What is the time complexity of ternary search when applied on doubles?

Question

I know that the time complexity of the normal ternary search is O(log3 n), but what if it is used with floating point numbers?

An Example: What is the time complexity of this block of this block of code?

double s = -100, m1, m2, e = 100, EPS = 1e-6; 
while(abs(s-e) > EPS)
{     
    m1 = s + (e - s) / 3;
    m2 = e - (e - s) / 3;

    if(condition)
        e = m2;
    else
        s = m1;
}

All this does is search for a real number between -100 and 100, but the time complexity changes when the precision of the EPS variable changes.

Answer 1

The complexity is O(log 3(e-s)/EPS). We can reduce the problem to the integer case where n=ceil((e-s)/ESP). (Here ceil(x) is the function that maps x to the next integer j such that x <= j < x+1.)
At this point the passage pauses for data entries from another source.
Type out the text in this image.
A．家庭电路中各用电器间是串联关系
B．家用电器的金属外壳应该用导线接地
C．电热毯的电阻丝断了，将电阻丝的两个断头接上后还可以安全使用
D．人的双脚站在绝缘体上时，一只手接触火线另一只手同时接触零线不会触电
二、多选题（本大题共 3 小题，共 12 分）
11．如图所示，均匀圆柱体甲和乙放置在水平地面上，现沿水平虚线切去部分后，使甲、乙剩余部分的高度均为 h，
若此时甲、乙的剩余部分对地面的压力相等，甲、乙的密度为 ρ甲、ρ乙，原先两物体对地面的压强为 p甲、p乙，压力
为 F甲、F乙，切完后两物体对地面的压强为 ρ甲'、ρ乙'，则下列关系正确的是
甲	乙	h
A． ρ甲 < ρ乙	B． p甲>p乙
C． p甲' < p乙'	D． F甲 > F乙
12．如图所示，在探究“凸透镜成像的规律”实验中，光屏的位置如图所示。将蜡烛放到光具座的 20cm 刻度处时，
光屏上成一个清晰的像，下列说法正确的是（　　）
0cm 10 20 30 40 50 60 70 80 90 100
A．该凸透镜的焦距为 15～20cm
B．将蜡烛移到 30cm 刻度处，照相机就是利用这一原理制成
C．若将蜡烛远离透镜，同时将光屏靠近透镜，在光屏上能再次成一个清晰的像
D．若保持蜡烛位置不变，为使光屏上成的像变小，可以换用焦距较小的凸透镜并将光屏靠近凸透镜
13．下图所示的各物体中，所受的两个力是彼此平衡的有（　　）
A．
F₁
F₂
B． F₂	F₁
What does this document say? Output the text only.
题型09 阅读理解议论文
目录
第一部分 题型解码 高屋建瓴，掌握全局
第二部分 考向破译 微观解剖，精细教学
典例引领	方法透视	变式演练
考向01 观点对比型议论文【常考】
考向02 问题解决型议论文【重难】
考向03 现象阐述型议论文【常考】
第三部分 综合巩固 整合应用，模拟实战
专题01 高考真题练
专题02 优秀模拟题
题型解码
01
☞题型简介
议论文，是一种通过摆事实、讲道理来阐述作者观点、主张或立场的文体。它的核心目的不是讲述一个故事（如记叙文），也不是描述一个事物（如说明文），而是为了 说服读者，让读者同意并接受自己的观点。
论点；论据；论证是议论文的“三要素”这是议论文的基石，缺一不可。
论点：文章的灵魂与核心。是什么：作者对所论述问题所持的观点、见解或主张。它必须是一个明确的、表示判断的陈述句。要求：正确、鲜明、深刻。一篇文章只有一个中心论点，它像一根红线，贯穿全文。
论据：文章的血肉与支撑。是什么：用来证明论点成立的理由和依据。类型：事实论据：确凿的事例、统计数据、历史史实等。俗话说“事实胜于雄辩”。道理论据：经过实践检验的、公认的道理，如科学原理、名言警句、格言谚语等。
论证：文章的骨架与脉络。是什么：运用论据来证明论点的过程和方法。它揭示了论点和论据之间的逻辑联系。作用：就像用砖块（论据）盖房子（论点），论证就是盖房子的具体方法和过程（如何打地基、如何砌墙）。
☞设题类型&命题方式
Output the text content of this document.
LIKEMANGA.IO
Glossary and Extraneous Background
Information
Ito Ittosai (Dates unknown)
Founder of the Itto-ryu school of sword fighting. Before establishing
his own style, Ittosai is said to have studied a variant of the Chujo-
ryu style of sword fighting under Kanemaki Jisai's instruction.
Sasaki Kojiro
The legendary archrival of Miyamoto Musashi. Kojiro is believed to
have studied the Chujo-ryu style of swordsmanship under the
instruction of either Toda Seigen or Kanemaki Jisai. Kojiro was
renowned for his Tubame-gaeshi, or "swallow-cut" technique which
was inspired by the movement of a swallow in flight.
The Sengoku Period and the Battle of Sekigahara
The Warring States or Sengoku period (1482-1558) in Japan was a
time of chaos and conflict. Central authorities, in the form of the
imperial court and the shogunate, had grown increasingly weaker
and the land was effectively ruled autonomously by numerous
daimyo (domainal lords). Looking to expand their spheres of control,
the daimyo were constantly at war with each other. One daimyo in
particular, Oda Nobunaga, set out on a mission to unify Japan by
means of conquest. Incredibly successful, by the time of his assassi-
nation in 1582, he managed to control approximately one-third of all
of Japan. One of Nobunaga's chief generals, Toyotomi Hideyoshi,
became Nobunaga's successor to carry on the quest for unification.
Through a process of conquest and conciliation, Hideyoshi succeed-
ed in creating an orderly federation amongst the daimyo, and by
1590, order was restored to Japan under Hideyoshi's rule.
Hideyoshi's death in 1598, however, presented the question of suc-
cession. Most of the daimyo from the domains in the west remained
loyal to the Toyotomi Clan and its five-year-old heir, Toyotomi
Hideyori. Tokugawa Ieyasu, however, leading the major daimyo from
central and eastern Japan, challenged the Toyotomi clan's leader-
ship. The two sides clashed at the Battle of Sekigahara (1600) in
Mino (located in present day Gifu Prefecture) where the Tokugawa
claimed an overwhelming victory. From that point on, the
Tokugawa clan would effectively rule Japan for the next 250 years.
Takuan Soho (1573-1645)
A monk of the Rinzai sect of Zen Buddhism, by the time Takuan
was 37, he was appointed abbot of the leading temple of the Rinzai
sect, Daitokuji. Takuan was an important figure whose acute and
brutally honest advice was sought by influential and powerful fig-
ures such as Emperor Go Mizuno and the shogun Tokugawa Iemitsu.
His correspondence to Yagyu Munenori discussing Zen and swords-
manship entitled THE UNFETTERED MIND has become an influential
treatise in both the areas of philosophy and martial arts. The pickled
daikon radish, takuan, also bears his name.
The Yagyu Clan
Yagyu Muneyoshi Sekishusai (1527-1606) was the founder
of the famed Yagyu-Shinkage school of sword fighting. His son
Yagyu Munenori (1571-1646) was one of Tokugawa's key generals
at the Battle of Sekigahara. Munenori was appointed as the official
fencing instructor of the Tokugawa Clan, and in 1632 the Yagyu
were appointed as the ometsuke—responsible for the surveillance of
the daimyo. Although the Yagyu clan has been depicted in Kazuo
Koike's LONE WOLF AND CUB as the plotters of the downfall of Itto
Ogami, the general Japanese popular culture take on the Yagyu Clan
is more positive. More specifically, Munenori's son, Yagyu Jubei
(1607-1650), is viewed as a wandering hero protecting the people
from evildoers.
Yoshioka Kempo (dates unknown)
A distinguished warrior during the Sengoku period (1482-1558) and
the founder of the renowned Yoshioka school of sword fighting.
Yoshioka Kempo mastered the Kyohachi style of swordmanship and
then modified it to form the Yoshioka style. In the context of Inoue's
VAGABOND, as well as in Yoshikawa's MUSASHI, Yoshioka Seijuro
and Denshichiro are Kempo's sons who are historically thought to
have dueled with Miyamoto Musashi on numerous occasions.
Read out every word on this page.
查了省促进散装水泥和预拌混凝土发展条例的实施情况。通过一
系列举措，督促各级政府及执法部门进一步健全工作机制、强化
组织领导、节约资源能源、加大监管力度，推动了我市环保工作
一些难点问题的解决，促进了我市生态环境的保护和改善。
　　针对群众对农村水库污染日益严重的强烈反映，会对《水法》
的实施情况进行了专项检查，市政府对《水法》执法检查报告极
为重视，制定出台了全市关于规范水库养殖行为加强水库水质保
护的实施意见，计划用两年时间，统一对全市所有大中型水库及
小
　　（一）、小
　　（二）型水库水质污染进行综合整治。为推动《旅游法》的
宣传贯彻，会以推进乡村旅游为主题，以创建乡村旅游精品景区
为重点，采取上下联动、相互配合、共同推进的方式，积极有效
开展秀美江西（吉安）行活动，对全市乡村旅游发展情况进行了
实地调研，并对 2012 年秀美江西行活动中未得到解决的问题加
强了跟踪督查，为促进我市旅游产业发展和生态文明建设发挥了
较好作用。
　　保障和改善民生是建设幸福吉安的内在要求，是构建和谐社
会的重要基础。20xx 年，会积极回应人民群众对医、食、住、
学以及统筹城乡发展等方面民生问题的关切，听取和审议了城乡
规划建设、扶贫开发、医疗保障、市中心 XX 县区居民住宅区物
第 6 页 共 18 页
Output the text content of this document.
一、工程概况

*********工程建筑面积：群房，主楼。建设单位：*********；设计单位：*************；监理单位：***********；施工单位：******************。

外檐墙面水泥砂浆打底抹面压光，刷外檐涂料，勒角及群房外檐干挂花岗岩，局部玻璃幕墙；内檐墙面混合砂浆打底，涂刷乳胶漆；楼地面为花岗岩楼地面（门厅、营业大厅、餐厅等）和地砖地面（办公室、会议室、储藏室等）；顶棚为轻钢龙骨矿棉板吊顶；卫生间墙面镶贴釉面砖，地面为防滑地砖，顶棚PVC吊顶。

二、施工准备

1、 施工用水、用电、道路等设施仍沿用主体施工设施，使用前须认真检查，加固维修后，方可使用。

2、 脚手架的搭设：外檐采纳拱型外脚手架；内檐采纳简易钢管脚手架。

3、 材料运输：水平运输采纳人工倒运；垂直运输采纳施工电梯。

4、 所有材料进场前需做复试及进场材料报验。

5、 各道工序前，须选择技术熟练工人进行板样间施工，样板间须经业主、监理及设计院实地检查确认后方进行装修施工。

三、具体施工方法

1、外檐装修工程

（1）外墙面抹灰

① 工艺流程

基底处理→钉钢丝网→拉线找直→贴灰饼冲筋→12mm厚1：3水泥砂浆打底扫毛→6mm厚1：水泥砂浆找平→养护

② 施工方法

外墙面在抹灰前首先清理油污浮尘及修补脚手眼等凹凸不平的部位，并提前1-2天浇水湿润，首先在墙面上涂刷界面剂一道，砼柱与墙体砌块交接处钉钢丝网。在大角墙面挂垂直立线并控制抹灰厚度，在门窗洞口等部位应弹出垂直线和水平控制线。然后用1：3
Let delta = (e-s)/n <= EPS. It's easy to verify that delta <= EPS. At the ith step of the algorithm, either s[i] or e[i] has been moved from its predecessor (s[i-1] or e[i-1]) to a different interval I[i] given by I[i] = (s+(i-1)*delta, s+i*delta] (i <= n), or else s[i] and e[i] are within delta of each other, in which case they are within EPS of each other.